Foi dado o 1º passo e há, finalmente, a esperança para o Monumento Nacional.

JUNHO DE 2015
O PDM aprovado na Assembleia Municipal de Braga prevê área de construção em ZEP do Monumento Nacional.
Novamente um futuro incerto para o Complexo das Sete Fontes?!

MARÇO de 2016
Publicada a Declaração nº16/2016, de 3 de março, que revoga o despacho que aprovou a constituição de faixa de reserva "non aedificandi" para o lanço da EN 103-Variante de Gualtar, entre o Nó do Hospital e o Nó Norte (Nó do Fojo).
É o fim da variante que atravessaria o Complexo das Sete Fontes e tanto preocupava os defensores do Monumento Nacional.

sexta-feira, 24 de fevereiro de 2012

PEQUENOS PASSOS PARA A SALVAGUARDA DO PATRIMÓNIO

Quando visitamos outros países percebemos que, no geral, dão muita importância ao património construído e ambiental que herdaram do passado e valorizam pequenas coisas que por vezes nos surpreendem.

Se Portugal tivesse actuado do mesmo modo ao longo dos último anos, o país teria com certeza uma oferta turística muito mais rica e todos lucraríamos com isso - população, comércio e o país como um todo.
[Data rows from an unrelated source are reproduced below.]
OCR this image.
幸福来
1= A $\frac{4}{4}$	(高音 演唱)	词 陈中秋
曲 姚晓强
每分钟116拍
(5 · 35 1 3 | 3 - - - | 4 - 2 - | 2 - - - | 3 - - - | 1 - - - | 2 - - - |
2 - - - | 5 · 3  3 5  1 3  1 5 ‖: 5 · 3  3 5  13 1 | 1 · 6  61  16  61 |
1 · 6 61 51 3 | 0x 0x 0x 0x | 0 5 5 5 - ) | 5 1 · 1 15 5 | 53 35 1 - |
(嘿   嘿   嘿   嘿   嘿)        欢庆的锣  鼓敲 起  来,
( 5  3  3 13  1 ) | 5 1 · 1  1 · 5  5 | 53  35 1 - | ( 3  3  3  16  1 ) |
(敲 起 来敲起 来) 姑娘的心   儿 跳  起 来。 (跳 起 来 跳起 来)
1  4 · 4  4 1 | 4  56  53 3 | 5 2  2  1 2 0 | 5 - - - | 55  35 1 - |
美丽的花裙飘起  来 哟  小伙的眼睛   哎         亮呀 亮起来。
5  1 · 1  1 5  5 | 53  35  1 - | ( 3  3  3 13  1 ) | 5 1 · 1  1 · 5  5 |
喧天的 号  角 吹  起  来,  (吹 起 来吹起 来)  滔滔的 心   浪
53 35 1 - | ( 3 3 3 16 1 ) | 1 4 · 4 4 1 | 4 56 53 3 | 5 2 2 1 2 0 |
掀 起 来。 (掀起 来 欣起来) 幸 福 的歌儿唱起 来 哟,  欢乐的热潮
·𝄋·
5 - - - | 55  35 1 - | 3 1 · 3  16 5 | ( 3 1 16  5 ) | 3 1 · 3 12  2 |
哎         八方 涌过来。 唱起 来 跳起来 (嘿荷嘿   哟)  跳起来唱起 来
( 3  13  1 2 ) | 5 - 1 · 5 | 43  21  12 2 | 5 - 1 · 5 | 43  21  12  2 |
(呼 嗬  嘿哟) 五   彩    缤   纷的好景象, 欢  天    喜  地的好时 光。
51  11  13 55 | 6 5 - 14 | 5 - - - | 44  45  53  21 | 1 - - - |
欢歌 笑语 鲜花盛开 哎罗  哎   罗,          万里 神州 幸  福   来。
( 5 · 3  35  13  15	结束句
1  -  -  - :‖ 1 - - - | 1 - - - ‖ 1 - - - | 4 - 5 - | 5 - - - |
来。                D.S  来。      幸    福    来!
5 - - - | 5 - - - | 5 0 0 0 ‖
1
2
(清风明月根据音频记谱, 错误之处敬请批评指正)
Aqui ficam pequenos passos que poderão contribuir para a defesa e valorização do local onde vive:
  1. Conhecer o património construído e ambiental;
  1. Reconhecer a sua importância histórica ou ambiental;
  1. Salvaguardar para o futuro;
  1. Valorizar como estratégico para o desenvolvimento sustentável do local onde vive, mas também da região e do país.
Caso os responsáveis autárquicos não reconheçam  a importância do património para o desenvolvimento local e não estabeleçam estratégias para a sua salvaguarda e valorização, os movimentos de cidadãos, organizados ou não em associações, têm um papel importantíssimo reconhecido na lei.